As an Amtrak employee do you get free or reduced travel? What about spouces? Kids? Unless you already get free travel as a benifit, you still may want to earn points. Maybe if you get reduced fairs you can't earn points on your travel. Interesting question though.


----------



## rrdude

benjibear said:


> As an Amtrak employee do you get free or reduced travel? *Yes* What about spouces? *Yes *Kids? * Yes *Unless you already get free travel as a benifit, you still may want to earn points. Maybe if you get reduced fairs you can't earn points on your travel. Interesting question though. *Employee travel does not earn any points, obviously. (Amtrak travel depends on position, length of hire, and other)*


----------



## Trogdor

Employees are eligible to be a member of Amtrak Guest Rewards, and participate under the same rules as any other passenger, with the following caveat: Minimum point earnings (including 100 points per segment minimum, and Acela city-pair bonuses) do not apply. It's just a straight 2 points per dollar.

Amtrak employees and eligible passriders can ride for free on corridor trains (except Acela and to/from Canada) by "flash passing" on the train. On long-distance trains, they are subject to a "red/white/blue" policy that is based on that train's history of selling out on that particular day in the past. Blue trains are free (no AGR ponts). White trains are sold at a 20% discount off the prevailing fare (rail fare & accommodation charge, if applicable), and if the train does not sell out, they get a refund of the 80% they did pay. Red trains are just sold at a 20% discount, with no refund. As I noted, standard AGR earnings apply (except for the minumum) to tickets that the employee pays for.

Sleeping cars are always sold at a "white" fare (so if that particular accommodation sells out on your train, you get no refund, but if it doesn't sell out, then you do). However, certain trains do offer the ability for employees to occupy space in the dorm car if the rooms are available within 24 hours of departure, and nobody traveling on company business has booked those rooms. That space is free (obviously, no AGR points), but does not include attendant service (find your own sheets, make your own bed) or free meals (pay for them in the diner on your own).

Off-peak Acelas are a flat $5 for business class or $30 for first class, if space is available within one hour of departure. That will earn you 10 (or 60) AGR points, so it's not exactly a points run candidate. There actually was a time when you could get the Acela city-pair credit (500/750 points) on an employee pass ticket, but that loophole was closed a while ago.

As of now, employees, spouses/domestic partners, and their dependent children (up to, I think, age 19, or up to age 25 if they are enrolled full time in school) are eligible for pass privileges under the same rules.

Employees traveling on company business, of course, travel for free, and therefore do not earn any AGR credit.

Freight railroad employees that have Amtrak pass benefits (basically, those that worked for the railroads before Amtrak was created) operate under a completely different set of rules that I am not familiar with.


----------



## Blackwolf

Thank you, Trogdor.
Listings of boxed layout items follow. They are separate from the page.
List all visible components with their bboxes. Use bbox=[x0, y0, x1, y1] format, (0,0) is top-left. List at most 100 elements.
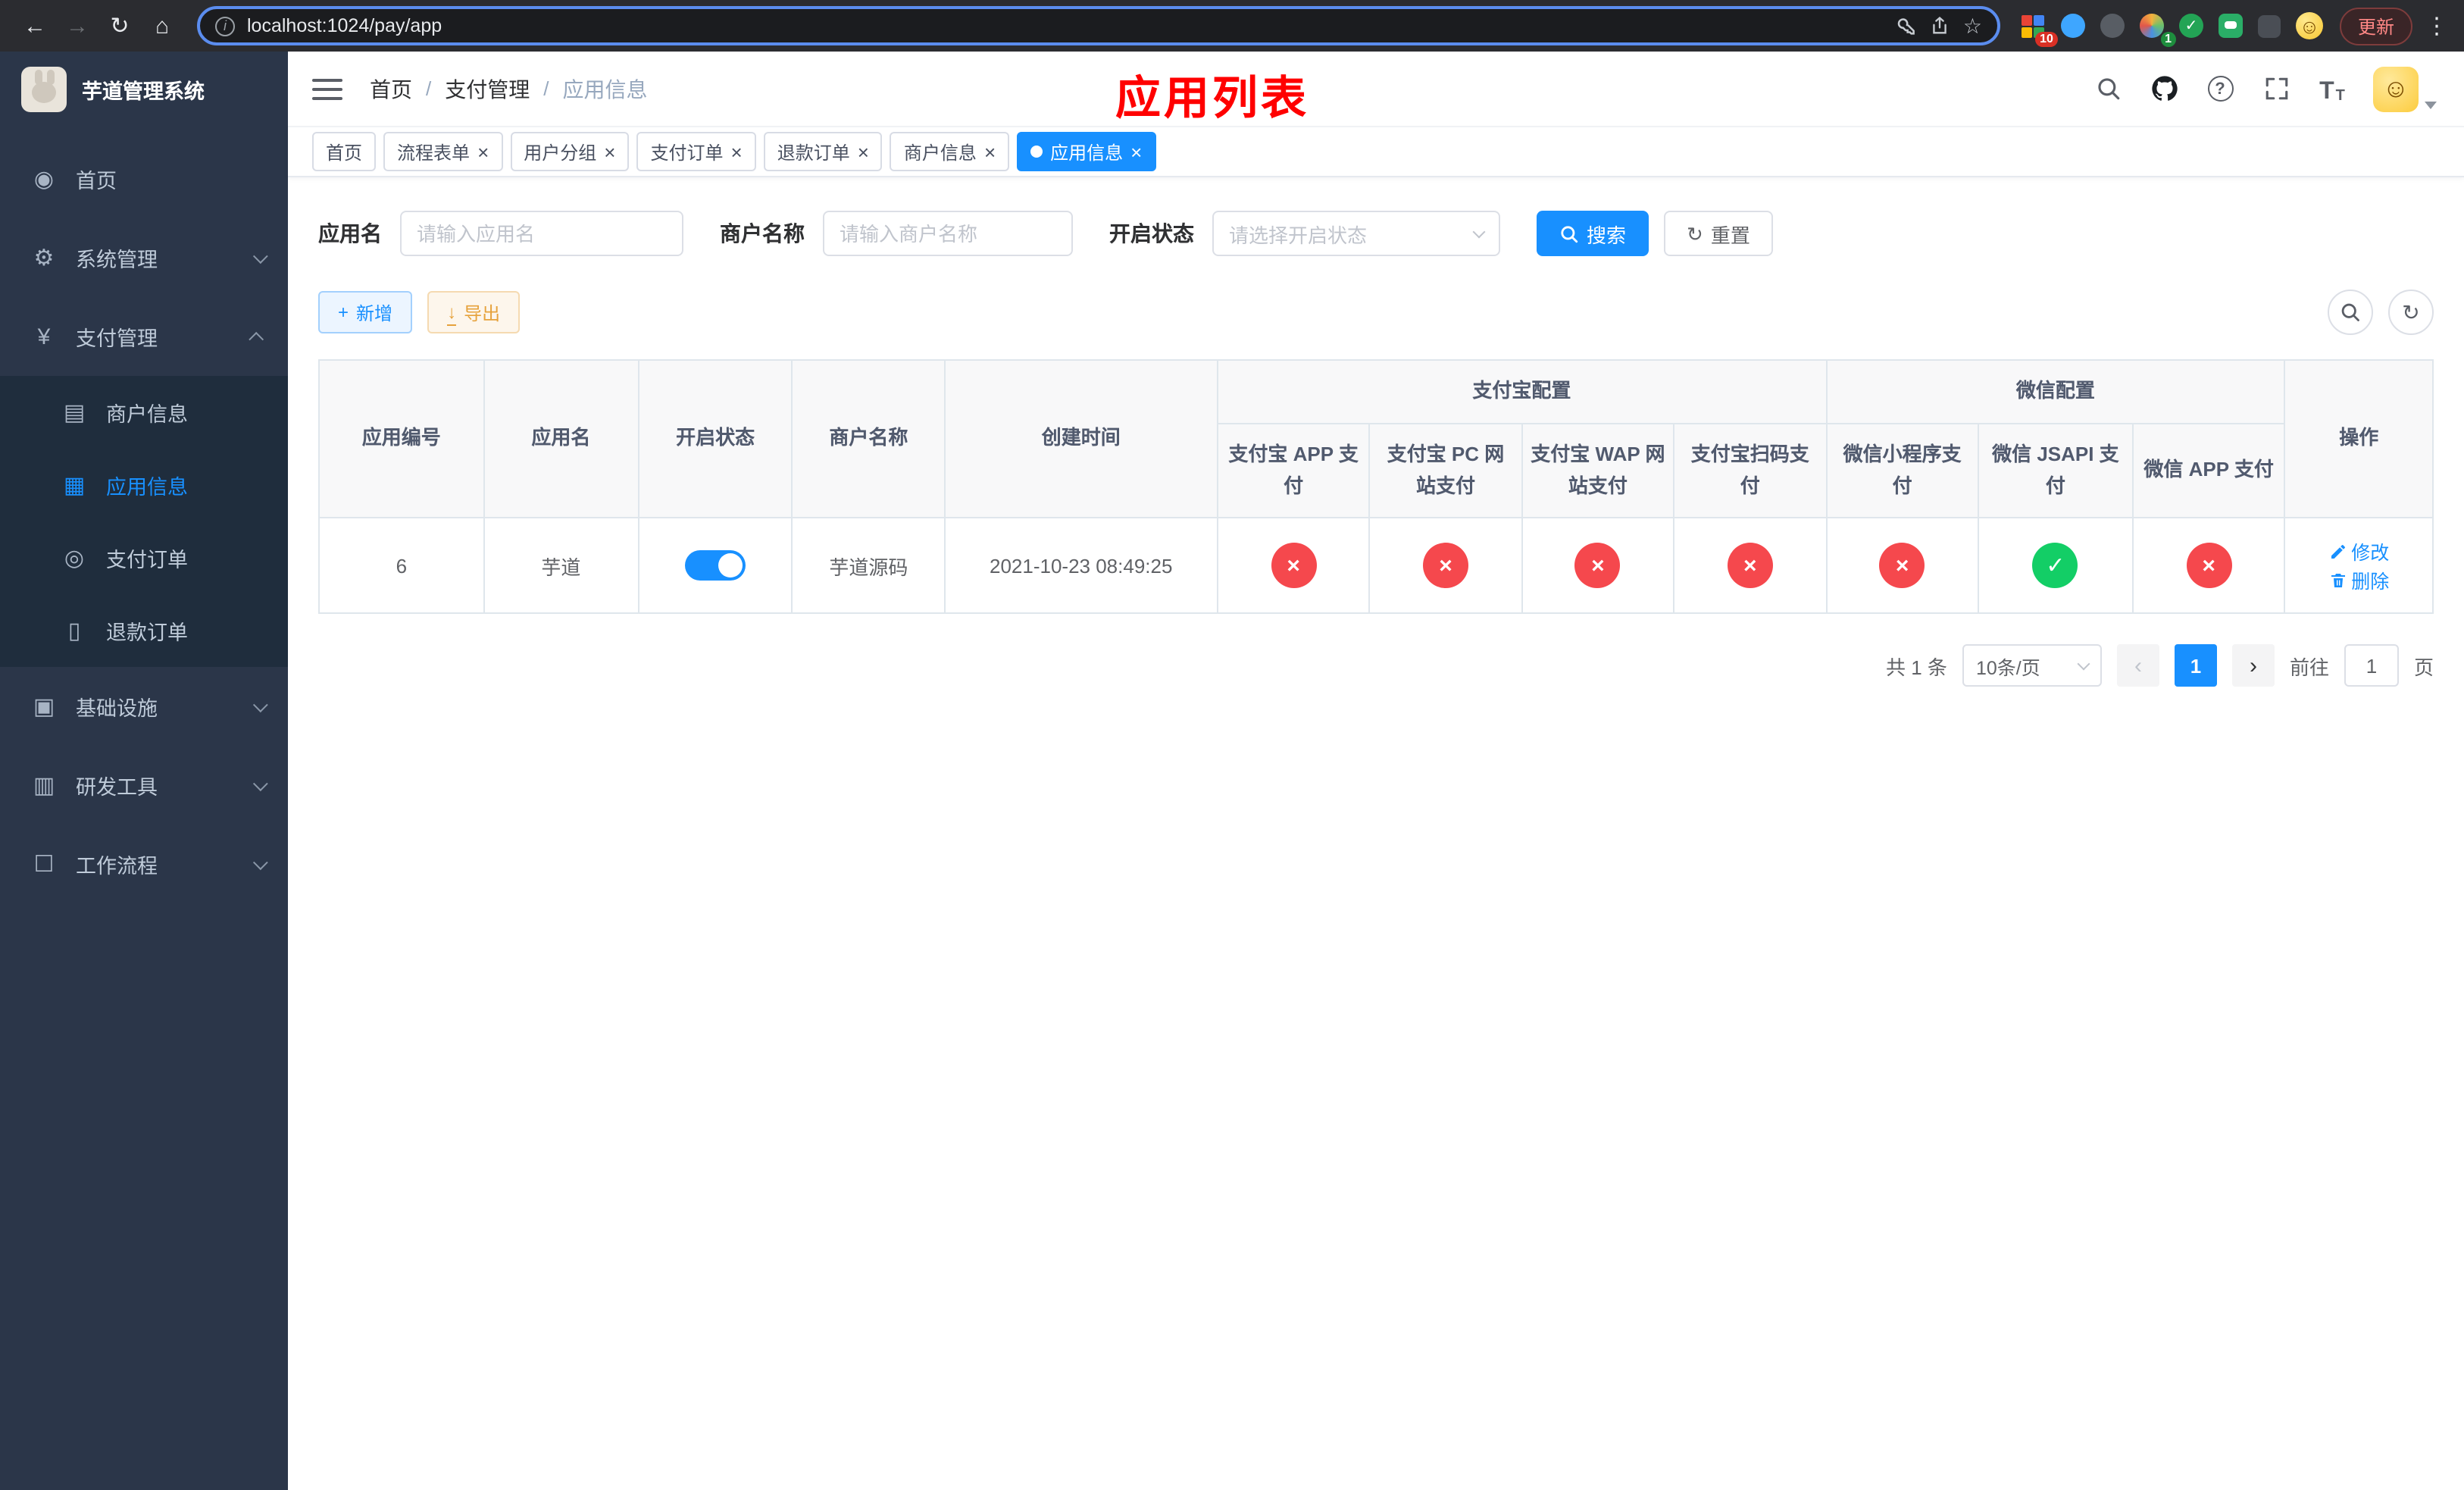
avatar-emoji-icon: ☺ bbox=[2373, 66, 2419, 111]
search-icon[interactable] bbox=[2093, 74, 2123, 104]
col-wechat-app: 微信 APP 支付 bbox=[2131, 422, 2286, 519]
refresh-table-button[interactable]: ↻ bbox=[2388, 290, 2434, 335]
sidebar: 芋道管理系统 ◉ 首页 ⚙ 系统管理 ¥ 支付管理 ▤ 商户信息 ▦ 应用信息 … bbox=[0, 52, 288, 1490]
close-icon[interactable]: × bbox=[984, 142, 996, 161]
app-name-label: 应用名 bbox=[318, 221, 382, 246]
fullscreen-icon[interactable] bbox=[2261, 74, 2291, 104]
sidebar-item-refund-order[interactable]: ▯ 退款订单 bbox=[0, 594, 288, 667]
group-wechat-config: 微信配置 bbox=[1825, 359, 2286, 424]
page-number-button[interactable]: 1 bbox=[2174, 644, 2217, 687]
tab-user-group[interactable]: 用户分组 × bbox=[510, 132, 630, 171]
reset-button[interactable]: ↻ 重置 bbox=[1664, 211, 1773, 256]
delete-button[interactable]: 删除 bbox=[2328, 566, 2389, 595]
alipay-pc-status-icon: × bbox=[1423, 543, 1468, 589]
sidebar-menu: ◉ 首页 ⚙ 系统管理 ¥ 支付管理 ▤ 商户信息 ▦ 应用信息 ◎ 支付订单 … bbox=[0, 139, 288, 903]
cell-operations: 修改 删除 bbox=[2284, 517, 2434, 615]
close-icon[interactable]: × bbox=[858, 142, 869, 161]
site-info-icon[interactable]: i bbox=[215, 16, 235, 36]
sidebar-item-workflow[interactable]: ☐ 工作流程 bbox=[0, 825, 288, 903]
merchant-name-label: 商户名称 bbox=[720, 221, 805, 246]
sidebar-toggle-button[interactable] bbox=[312, 78, 342, 99]
alipay-app-status-icon: × bbox=[1271, 543, 1317, 589]
close-icon[interactable]: × bbox=[604, 142, 615, 161]
browser-home-icon[interactable]: ⌂ bbox=[142, 6, 182, 45]
extension-dark-circle-icon[interactable] bbox=[2094, 8, 2131, 44]
tab-pay-order[interactable]: 支付订单 × bbox=[636, 132, 756, 171]
search-button[interactable]: 搜索 bbox=[1537, 211, 1649, 256]
sidebar-item-app-info[interactable]: ▦ 应用信息 bbox=[0, 449, 288, 521]
bookmark-star-icon[interactable]: ☆ bbox=[1963, 13, 1982, 39]
sidebar-item-system[interactable]: ⚙ 系统管理 bbox=[0, 218, 288, 297]
tab-app-info[interactable]: 应用信息 × bbox=[1017, 132, 1156, 171]
help-icon[interactable]: ? bbox=[2205, 74, 2235, 104]
extension-drop-icon[interactable] bbox=[2055, 8, 2091, 44]
github-icon[interactable] bbox=[2149, 74, 2179, 104]
cell-created: 2021-10-23 08:49:25 bbox=[943, 517, 1218, 615]
goto-page-input[interactable] bbox=[2344, 644, 2399, 687]
chevron-down-icon bbox=[252, 775, 268, 791]
workflow-icon: ☐ bbox=[33, 852, 55, 878]
toggle-search-button[interactable] bbox=[2328, 290, 2373, 335]
extension-pin-icon[interactable] bbox=[2252, 8, 2288, 44]
col-operations: 操作 bbox=[2284, 358, 2434, 519]
url-text[interactable]: localhost:1024/pay/app bbox=[247, 15, 1883, 36]
extension-avatar-icon[interactable]: 1 bbox=[2134, 8, 2176, 47]
col-alipay-app: 支付宝 APP 支付 bbox=[1216, 422, 1371, 519]
prev-page-button[interactable]: ‹ bbox=[2116, 644, 2159, 687]
profile-avatar-icon[interactable]: ☺ bbox=[2291, 8, 2328, 44]
total-count: 共 1 条 bbox=[1886, 656, 1947, 679]
browser-back-icon[interactable]: ← bbox=[15, 6, 55, 45]
share-icon[interactable] bbox=[1930, 15, 1951, 36]
merchant-card-icon: ▤ bbox=[63, 400, 86, 426]
user-avatar[interactable]: ☺ bbox=[2373, 66, 2437, 111]
col-wechat-lite: 微信小程序支付 bbox=[1825, 422, 1980, 519]
password-key-icon[interactable] bbox=[1895, 14, 1918, 37]
export-button[interactable]: ↓ 导出 bbox=[427, 291, 521, 333]
sidebar-item-payment-order[interactable]: ◎ 支付订单 bbox=[0, 521, 288, 594]
active-dot-icon bbox=[1030, 146, 1043, 158]
browser-forward-icon[interactable]: → bbox=[58, 6, 97, 45]
breadcrumb-payment[interactable]: 支付管理 bbox=[445, 74, 530, 104]
edit-button[interactable]: 修改 bbox=[2328, 537, 2389, 566]
browser-toolbar: ← → ↻ ⌂ i localhost:1024/pay/app ☆ 10 1 … bbox=[0, 0, 2464, 52]
extension-blocks-icon[interactable]: 10 bbox=[2015, 8, 2058, 47]
page-size-select[interactable]: 10条/页 bbox=[1962, 644, 2102, 687]
tab-process-form[interactable]: 流程表单 × bbox=[383, 132, 503, 171]
breadcrumb-home[interactable]: 首页 bbox=[370, 74, 412, 104]
font-size-icon[interactable]: TT bbox=[2317, 74, 2347, 104]
extension-check-icon[interactable]: ✓ bbox=[2173, 8, 2209, 44]
tab-home[interactable]: 首页 bbox=[312, 132, 377, 171]
close-icon[interactable]: × bbox=[477, 142, 489, 161]
col-status: 开启状态 bbox=[637, 358, 793, 519]
goto-label: 前往 bbox=[2289, 656, 2329, 679]
close-icon[interactable]: × bbox=[731, 142, 743, 161]
dashboard-icon: ◉ bbox=[33, 167, 55, 193]
breadcrumb-current: 应用信息 bbox=[562, 77, 648, 101]
sidebar-item-devtools[interactable]: ▥ 研发工具 bbox=[0, 746, 288, 825]
browser-update-button[interactable]: 更新 bbox=[2339, 7, 2412, 45]
extension-chat-icon[interactable] bbox=[2212, 8, 2249, 44]
browser-menu-icon[interactable]: ⋮ bbox=[2425, 12, 2449, 39]
col-app-name: 应用名 bbox=[483, 358, 639, 519]
sidebar-item-merchant-info[interactable]: ▤ 商户信息 bbox=[0, 376, 288, 449]
status-toggle[interactable] bbox=[685, 550, 746, 581]
refresh-icon: ↻ bbox=[1687, 222, 1703, 245]
address-bar[interactable]: i localhost:1024/pay/app ☆ bbox=[197, 6, 2000, 45]
next-page-button[interactable]: › bbox=[2231, 644, 2275, 687]
close-icon[interactable]: × bbox=[1130, 142, 1142, 161]
sidebar-item-payment[interactable]: ¥ 支付管理 bbox=[0, 297, 288, 376]
sidebar-item-infrastructure[interactable]: ▣ 基础设施 bbox=[0, 667, 288, 746]
tab-merchant-info[interactable]: 商户信息 × bbox=[890, 132, 1010, 171]
browser-refresh-icon[interactable]: ↻ bbox=[100, 6, 139, 45]
add-button[interactable]: + 新增 bbox=[318, 291, 413, 333]
app-name-input[interactable] bbox=[400, 211, 683, 256]
tab-refund-order[interactable]: 退款订单 × bbox=[763, 132, 883, 171]
pagination: 共 1 条 10条/页 ‹ 1 › 前往 页 bbox=[318, 644, 2434, 687]
app-title: 芋道管理系统 bbox=[82, 80, 205, 103]
wechat-app-status-icon: × bbox=[2186, 543, 2232, 589]
col-merchant: 商户名称 bbox=[791, 358, 946, 519]
status-select[interactable]: 请选择开启状态 bbox=[1212, 211, 1500, 256]
merchant-name-input[interactable] bbox=[823, 211, 1073, 256]
top-navbar: 首页 / 支付管理 / 应用信息 应用列表 ? T T ☺ bbox=[288, 52, 2464, 127]
sidebar-item-home[interactable]: ◉ 首页 bbox=[0, 139, 288, 218]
That makes me a bit happier to apply with Amtrak. Not that loosing AGR was a deal-breaker, but being able to keep it makes things all that much sweeter. Lets just say I'm entertaining all my options right now for a job, as being an employee of the State of California is getting to be rather (read: VERY) uneasy these days.


----------



## Devil's Advocate

Thanks for the details Trogdor.


----------